Calabria, l’oblio delle buone pratiche.- di Tonino Perna
Nella torrida estate del 2003 mentre tutta l’Europa del sud bruciava, dal Portogallo alla Grecia, mentre per l’ondata anomala di calore morivano nella sola Francia 25mila persone, venne alla ribalta dei mass media il caso del Parco nazionale dell’Aspromonte. Per la prima volta nella storia contemporanea, si parlava di questa montagna mitica e misteriosa, non per i sequestri di persona, né per omicidi di ‘ndrangheta, ma per un sistema di contrasto agli incendi che da tre anni funzionava.
Il sistema era semplice e andava al nocciolo del fenomeno incendi. Siccome non riusciamo a prevenirli, data la molteplicità delle cause e dei soggetti coinvolti, bisogna trovare il modo di spegnerli appena partono. Con un bando pubblico i circa 40.000 ettari di foresta del Parco nazionale dell’Aspromonte venivano dati in affidamento a soggetti del Terzo Settore (cooperative, associazioni, ecc.) con un contratto che prevedeva un contributo iniziale, in base agli ettari adottati e alla orografia del terreno, e un saldo finale solo nella misura in cui gli ettari andati in fumo non fossero superiori all’1% della superficie adottata.
Veniva evitata la gara al ribasso dell’offerta economica che tanti danni ha provocato, e sostituita con parametri oggettivi. Questi «contratti di responsabilità sociale e territoriale» hanno rappresentato uno strumento per ristabilire un rapporto con questi territori abbandonati, spopolati, dove un tempo vigevano gli usi civici e tutta la comunità si faceva carico della manutenzione dei boschi, del loro uso a fini alimentari e non (legna da ardere, carbone, e persino ghiaccio nelle aree di alta montagna).
Il cosiddetto «metodo Aspromonte» fu imitato da alcuni parchi nazionali e regionali, venne preso in considerazione da Bruxelles, dove nel 2005 chi scrive fu invitato dalla Commissione che si occupa di forestazione, biodiversità, ecc. Fu introdotto in alcuni Comuni con delle interessanti varianti, che davano questa responsabilità territoriale ai contadini piuttosto che ai soggetti del Terzo settore. Insomma, sembrava logico che questa modalità di contrasto degli incendi diventasse una pratica comune. Ed invece nel tempo è prevalso l’oblio. Non a caso: il grande business delle società private che gestiscono l’antincendio ha prevalso e ci ha portato al disastro odierno.
Certo, il surriscaldamento della Terra, estati sempre più afose, lunghi periodi di siccità, tutto questo sappiamo che è dovuto al mutamento climatico indotto dall’uomo, ma proprio per questo dovremmo attrezzarci.

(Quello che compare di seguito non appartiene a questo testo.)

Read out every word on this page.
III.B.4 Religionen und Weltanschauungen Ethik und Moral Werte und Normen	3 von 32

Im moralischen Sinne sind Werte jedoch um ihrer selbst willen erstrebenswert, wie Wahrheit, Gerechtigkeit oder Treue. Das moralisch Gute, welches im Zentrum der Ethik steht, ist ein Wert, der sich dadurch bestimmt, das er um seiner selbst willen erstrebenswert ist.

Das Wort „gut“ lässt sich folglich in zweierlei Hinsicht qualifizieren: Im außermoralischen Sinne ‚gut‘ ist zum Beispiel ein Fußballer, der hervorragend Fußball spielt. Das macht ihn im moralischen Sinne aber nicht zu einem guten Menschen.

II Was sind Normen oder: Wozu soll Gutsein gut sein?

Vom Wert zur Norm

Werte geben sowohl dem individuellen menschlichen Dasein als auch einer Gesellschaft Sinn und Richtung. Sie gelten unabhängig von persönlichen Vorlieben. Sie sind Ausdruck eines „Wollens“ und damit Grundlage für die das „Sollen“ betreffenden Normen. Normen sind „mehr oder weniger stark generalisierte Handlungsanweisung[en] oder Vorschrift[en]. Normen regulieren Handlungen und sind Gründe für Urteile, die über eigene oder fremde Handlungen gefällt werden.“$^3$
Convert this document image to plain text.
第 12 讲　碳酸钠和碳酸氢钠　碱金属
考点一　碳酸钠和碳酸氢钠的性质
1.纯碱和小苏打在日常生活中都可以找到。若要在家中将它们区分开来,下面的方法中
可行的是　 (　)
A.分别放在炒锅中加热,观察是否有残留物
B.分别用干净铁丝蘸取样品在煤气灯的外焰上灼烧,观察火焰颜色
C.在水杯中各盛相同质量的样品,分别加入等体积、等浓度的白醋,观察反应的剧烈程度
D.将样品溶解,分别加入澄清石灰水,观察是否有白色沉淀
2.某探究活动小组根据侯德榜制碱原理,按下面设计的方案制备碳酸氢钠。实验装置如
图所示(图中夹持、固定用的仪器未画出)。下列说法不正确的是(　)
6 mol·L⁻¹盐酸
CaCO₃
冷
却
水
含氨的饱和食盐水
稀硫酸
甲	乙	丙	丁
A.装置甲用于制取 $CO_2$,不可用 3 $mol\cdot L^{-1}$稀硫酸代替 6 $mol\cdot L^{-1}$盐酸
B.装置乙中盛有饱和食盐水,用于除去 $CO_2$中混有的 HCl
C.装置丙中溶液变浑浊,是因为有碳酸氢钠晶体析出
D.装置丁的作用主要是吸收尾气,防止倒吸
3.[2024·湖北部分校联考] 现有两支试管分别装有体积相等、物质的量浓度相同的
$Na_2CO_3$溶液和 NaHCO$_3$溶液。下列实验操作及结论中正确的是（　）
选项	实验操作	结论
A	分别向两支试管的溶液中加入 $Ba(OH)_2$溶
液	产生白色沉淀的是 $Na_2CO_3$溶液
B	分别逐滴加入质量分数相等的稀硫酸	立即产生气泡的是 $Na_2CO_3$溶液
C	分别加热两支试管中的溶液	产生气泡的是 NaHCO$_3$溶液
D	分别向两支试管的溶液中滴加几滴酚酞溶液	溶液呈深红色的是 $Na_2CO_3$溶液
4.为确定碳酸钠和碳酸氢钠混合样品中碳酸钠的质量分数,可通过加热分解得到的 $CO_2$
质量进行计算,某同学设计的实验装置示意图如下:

Ed invece la cosiddetta «resilienza» appare solo come un vezzo per giustificare investimenti, per utilizzare risorse comunitarie, ma non si vede un piano di resilienza per le città quanto per le zone interne. Aspettiamo la prossima alluvione per gridare alla mancanza di cura del territorio quando potremmo fin d’adesso prendere atto che bisogna dare priorità alla manutenzione e stabilire una nuova relazione con l’ambiente in cui viviamo, fondata sul principio di responsabilità sociale e territoriale.